En la Eucaristía celebramos siempre la pascua del Señor. Hoy queremos celebrar, con la Pascua del Señor, la pascua de nuestro hermano Alberto, su paso de la muerte a la vida.
En la primera lectura proclamada, se nos ofrece, con lenguaje poético, una visión de vida y de esperanza. El lenguaje simbólico y el poético son seguramente los más aptos para expresar lo inefable.
El libro de consolación que es el Apocalipsis, después de hablar de lo dramático de la existencia, de la lucha que ya se libraba contra los cristianos cuando se escribía el libro, y de la permanente lucha que se ventila en la historia entre la luz y las tinieblas; después de habernos presentado, cabalgando por este mundo, a los jinetes del hambre, de la violencia, del mal…, al final nos ofrecía una visión luminosa: «Un cielo nuevo y una tierra nueva».
El proyecto del Dios, que es Amor, que es un proyecto nupcial, de alianza, se hace definitivamente realidad: «Vi la ciudad santa que descendía del cielo preparada como una novia que sea adornado para su esposo. Y oí una gran voz que decía: «He aquí la morada de Dios entre los hombres, y morará con ellos, y ellos serán su pueblo, y el con ellos será su Dios. Y enjugará las lágrimas de sus ojos, y ya no habrá muerte, ni duelo, ni llanto, ni dolor. Y dijo el que estaba sentado en el trono: Ahora hago nuevas todas las cosas». Estamos seguros de que esto se ha cumplido ya en nuestro hermano. Así se lo pedimos al Señor.
La mañana del pasado día 3 de enero nos sorprendía con la noticia de la muerte de nuestro querido D. Alberto, que residía, como saben, en la casa sacerdotal de Albacete. Aunque él prefería haber sido enterrado en Albacete, fue deseo del Sr.
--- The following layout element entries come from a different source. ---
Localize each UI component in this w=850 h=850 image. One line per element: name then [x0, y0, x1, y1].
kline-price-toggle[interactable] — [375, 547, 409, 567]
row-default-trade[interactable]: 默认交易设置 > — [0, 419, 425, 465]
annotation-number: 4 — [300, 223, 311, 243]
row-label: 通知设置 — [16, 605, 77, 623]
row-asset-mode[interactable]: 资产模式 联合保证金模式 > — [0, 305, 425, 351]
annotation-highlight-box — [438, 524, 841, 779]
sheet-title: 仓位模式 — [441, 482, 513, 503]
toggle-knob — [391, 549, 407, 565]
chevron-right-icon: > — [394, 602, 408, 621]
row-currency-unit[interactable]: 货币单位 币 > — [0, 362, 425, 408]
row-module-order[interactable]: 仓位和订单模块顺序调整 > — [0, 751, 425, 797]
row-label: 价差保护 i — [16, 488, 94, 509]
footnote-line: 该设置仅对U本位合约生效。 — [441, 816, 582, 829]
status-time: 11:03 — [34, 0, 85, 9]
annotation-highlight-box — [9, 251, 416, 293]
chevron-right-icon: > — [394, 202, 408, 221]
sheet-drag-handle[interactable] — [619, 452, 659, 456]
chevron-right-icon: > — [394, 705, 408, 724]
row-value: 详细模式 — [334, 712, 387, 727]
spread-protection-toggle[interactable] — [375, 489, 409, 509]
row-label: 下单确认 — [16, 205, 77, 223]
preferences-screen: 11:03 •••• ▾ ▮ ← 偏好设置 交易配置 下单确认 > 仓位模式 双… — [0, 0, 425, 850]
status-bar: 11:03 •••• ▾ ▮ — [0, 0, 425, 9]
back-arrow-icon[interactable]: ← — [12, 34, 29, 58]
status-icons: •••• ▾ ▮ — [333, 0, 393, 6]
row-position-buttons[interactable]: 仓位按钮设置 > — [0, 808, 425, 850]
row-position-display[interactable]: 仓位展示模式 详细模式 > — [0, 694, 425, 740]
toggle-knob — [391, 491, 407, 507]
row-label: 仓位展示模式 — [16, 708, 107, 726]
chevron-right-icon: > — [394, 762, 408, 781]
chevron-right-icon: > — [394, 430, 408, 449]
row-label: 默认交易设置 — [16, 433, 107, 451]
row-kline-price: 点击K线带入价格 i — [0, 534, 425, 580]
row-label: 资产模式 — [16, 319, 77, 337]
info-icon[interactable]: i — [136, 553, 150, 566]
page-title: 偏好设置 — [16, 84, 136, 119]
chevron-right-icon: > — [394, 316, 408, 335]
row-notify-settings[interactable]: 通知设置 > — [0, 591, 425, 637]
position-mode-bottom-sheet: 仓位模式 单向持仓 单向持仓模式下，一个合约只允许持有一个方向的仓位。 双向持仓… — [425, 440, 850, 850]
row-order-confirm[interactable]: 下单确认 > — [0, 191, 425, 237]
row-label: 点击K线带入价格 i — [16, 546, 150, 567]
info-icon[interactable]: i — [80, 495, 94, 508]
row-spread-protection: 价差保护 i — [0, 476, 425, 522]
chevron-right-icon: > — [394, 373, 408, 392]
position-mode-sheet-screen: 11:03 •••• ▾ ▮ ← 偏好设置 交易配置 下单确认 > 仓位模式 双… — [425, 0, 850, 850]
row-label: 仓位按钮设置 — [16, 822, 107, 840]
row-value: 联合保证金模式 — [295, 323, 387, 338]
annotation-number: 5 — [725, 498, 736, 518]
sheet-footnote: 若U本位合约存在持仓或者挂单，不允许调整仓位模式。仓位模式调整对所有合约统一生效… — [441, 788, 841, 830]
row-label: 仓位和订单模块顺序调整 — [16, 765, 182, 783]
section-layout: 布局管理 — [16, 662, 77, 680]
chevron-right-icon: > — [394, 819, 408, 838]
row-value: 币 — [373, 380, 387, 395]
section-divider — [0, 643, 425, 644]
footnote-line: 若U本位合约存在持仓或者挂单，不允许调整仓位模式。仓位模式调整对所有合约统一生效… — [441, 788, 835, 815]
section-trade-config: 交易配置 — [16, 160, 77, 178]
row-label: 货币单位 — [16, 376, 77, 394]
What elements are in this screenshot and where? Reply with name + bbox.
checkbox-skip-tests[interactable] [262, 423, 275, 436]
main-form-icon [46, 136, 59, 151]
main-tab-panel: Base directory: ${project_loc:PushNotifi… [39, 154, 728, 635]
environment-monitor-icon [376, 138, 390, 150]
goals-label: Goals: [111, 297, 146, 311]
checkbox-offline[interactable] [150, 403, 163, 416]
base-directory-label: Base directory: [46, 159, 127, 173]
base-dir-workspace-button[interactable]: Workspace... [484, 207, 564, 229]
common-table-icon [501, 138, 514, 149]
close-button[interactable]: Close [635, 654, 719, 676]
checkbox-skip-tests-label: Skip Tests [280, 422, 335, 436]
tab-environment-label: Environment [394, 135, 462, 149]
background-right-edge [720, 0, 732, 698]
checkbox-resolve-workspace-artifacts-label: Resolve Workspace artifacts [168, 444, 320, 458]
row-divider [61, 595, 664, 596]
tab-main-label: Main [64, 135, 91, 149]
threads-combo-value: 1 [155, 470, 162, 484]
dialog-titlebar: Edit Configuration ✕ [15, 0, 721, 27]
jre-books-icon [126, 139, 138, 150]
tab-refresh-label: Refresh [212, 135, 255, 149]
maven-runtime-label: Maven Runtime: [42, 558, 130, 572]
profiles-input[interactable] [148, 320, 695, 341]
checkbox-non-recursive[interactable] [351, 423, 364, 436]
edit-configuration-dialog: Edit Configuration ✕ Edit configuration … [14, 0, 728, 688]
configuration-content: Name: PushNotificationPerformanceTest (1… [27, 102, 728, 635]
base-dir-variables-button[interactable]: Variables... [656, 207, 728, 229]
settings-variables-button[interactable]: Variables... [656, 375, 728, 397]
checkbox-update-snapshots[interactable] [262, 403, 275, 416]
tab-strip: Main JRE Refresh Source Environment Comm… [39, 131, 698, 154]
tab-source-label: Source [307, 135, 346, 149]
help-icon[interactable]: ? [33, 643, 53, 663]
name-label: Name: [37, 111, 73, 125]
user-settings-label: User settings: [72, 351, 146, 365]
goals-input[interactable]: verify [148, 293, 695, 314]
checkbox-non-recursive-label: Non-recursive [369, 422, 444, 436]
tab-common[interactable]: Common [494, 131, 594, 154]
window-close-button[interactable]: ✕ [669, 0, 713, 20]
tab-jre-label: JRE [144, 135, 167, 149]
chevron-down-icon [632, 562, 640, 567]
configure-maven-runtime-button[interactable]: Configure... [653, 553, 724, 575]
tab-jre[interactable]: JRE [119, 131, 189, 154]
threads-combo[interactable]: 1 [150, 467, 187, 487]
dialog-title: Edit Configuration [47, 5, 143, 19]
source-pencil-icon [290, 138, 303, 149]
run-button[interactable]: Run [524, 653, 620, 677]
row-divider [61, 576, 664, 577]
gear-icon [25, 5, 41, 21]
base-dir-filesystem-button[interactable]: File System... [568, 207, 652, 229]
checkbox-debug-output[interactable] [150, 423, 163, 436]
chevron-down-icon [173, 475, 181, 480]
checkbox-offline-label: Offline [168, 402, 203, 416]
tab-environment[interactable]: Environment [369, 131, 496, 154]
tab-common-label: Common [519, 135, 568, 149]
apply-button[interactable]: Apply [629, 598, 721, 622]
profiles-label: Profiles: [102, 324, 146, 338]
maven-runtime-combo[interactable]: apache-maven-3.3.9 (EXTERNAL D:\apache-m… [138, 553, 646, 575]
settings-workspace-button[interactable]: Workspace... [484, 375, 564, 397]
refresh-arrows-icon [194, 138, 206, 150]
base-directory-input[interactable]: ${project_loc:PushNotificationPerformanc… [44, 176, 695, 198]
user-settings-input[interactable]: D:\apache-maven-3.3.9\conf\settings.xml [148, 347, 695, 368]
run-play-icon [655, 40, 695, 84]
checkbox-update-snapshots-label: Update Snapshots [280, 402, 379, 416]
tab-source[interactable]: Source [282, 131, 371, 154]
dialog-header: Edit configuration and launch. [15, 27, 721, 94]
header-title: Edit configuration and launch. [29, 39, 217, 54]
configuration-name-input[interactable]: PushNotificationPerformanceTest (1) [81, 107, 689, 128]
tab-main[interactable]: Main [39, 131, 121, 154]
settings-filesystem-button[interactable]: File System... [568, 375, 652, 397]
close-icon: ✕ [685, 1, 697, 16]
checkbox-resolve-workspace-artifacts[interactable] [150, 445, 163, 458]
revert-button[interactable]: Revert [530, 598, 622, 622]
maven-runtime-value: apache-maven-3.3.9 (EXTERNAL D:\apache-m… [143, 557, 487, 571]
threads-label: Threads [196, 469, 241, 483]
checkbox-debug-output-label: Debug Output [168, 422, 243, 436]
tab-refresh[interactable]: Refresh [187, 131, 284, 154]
Arzobispo de Madrid que lo fuera en allí, en la Colegiata de San Isidro, que hizo de Catedral hasta la consagración de la catedral de la Almudena, donde están enterrados otros obispo y arzobispos de Madrid, entre ellos el cardenal Tarancón.
D. Alberto nació en Albacete el 4 de enero de 1923. En una edad adulta tuvo lo que él llamaba su conversión, que le llevaría a pasar de trabajador de la Banca, con un brillante porvenir humano, al seminario para vocaciones tardías del Salvador de Salamanca. Fue ordenado sacerdote el 13 de julio de 1958. Ocupo el cargo de ecónomo de San Pedro durante un año. Siempre adujo con orgullo el haber sido párroco rural. Pasó luego a servir como formador en el Seminario Mayor de Albacete, hasta el 22 de octubre de 1972, en que fue ordenado para obispo auxiliar del cardenal Tarancón en la Archidiócesis de Madrid junto también con D. Victorio. En la conferencia episcopal fue miembro sucesivamente de las comisiones de liturgia y migraciones. De esta última fue elegido presidente en 1978. La enfermedad le empujó a pedir la jubilación y, casi desde entonces, salvo una temporada en el Monasterio de Poblet, ha residido en el Seminario o en la Casa sacerdotal de Albacete.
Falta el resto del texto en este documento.